Oprawca katował Microsoft Surface w niezwykle wyrafinowany sposób. Nie można odmówić mu finezji. I głupoty, bo ciągle zastanawia mnie, dlaczego ktokolwiek decyduje się na ewidentne niszczenie urządzenia, wycenionego przecież na niemałe pieniądze. To co zobaczycie nie poniższym filmie wideo, to nie zwykłe upuszczanie sprzętu na podłoże z wysokości dwóch metrów. O nie. Nigdy bym nie przypuszczał, że niejaki pan Jeff Cannata upiecze jajko na ekranie tabletu internetowego… w rozgrzanym piekarniku. Zobaczcie to na własne oczy, klikając tutaj.
Co dodam od siebie? Powiem tylko, że takie testy to głupota. Niszczenie owocu ciężkiej pracy wielu ludzi nie jest dla mnie miłym widokiem. A Wy jakie macie zdanie na ten temat? Lubicie oglądać, jak rujnowane są urządzenia elektroniczne?
Źródło: phonearena
Niektóre odnośniki na stronie to linki reklamowe.

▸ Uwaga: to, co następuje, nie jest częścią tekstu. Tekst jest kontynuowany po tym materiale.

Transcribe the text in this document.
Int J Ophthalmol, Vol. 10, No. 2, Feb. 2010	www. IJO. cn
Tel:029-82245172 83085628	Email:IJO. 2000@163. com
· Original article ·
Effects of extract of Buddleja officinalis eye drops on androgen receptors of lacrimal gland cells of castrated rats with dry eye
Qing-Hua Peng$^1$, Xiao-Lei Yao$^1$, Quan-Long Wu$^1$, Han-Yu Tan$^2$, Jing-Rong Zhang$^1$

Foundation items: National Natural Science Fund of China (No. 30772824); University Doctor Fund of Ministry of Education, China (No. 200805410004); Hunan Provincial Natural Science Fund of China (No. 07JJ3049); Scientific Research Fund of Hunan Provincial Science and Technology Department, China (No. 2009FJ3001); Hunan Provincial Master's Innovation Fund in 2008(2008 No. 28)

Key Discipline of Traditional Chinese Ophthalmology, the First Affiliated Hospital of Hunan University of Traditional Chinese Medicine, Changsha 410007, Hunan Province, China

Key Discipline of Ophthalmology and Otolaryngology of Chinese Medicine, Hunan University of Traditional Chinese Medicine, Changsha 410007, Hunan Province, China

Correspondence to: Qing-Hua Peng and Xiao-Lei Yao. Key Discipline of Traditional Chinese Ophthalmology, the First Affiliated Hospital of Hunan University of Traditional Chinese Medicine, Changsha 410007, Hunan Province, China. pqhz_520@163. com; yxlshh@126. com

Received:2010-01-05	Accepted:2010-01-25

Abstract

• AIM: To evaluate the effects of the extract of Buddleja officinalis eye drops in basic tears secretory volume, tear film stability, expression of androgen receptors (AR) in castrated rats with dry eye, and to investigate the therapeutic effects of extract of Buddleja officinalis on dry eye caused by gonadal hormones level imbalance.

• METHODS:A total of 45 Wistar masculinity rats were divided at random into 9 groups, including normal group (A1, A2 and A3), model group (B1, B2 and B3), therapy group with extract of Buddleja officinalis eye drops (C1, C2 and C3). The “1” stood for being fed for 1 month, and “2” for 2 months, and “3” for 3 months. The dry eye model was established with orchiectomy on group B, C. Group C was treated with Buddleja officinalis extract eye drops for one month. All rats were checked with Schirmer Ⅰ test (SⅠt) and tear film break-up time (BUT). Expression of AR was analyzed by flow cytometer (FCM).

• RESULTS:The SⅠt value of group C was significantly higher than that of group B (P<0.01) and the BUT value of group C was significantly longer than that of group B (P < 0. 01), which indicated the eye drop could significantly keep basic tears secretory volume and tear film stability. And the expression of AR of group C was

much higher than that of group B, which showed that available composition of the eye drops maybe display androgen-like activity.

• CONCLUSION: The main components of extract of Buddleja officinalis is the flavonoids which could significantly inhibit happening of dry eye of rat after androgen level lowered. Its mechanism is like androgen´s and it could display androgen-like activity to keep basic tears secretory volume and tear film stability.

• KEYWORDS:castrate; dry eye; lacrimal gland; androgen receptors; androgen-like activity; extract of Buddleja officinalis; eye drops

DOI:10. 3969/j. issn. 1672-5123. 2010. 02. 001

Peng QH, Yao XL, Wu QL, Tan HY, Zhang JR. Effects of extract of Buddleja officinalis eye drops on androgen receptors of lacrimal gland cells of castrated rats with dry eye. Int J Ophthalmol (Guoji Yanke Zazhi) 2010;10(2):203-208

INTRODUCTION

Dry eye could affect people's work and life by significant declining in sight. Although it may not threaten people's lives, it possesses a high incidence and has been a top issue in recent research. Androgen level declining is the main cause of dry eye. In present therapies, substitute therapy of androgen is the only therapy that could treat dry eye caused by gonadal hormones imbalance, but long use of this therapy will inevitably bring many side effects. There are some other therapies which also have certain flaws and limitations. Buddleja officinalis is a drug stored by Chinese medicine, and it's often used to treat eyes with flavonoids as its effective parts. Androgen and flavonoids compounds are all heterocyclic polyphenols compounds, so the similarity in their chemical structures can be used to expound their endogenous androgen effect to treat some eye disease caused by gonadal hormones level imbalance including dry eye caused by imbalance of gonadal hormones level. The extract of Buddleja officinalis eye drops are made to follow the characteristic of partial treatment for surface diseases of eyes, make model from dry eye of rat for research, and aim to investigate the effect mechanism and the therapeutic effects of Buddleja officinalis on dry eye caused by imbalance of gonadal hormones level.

Ja mam odmienne zdanie. Dzięki takim testom wiem, jaką wytrzymałość ma dany produkt. Tyle się mówiło o wytrzymałości Gorilla Glass 2 a okazuje się, że SGSIII nie przeżyje upadku z 1m na ekran, a upadek na róg wyszczerbia szybkę. Wiedząc to można od razu kupić bumper, czy klapkę, aby takiego uszkodzenia uniknąć. Inaczej w przypadku „testów” takiego BlendTec’a, który miksuje na pył wszystkie urządzenia (will it blend?).
Wiedząc, czym się skończy upuszczenie liveview z 1m na przycisk (róg), pewnie obchodziłbym się z nim jak z jajkiem (przycisk puścił, ale udało się go dolutować z powrotem). Innym razem, jak mi upadło na drewnianą podłogę, to wysiadł digitizer.
Ja po prostu nie lubię niszczenia sprzętu. Głupota i tyle. Taki „test” nic nie wnosi, efekt jest żaden. Tak jak z tzw. filmem amerykańskim – o niczym i nic z niego nie wynika.
Osobiście jestem przeciwnikiem niszczenia jakiegokolwiek sprzętu bez względu na to czy kosztuje on 100 zł czy też 3000 zł. Z drugiej jednak strony cieszy mnie fakt, że istnieją tacy „inteligentni” testerzy, gdyż wierzę w to, że po zapoznaniu się z owym materiałem już nikt nie będzie tego próbował, ponieważ poznał granice wytrzymałości.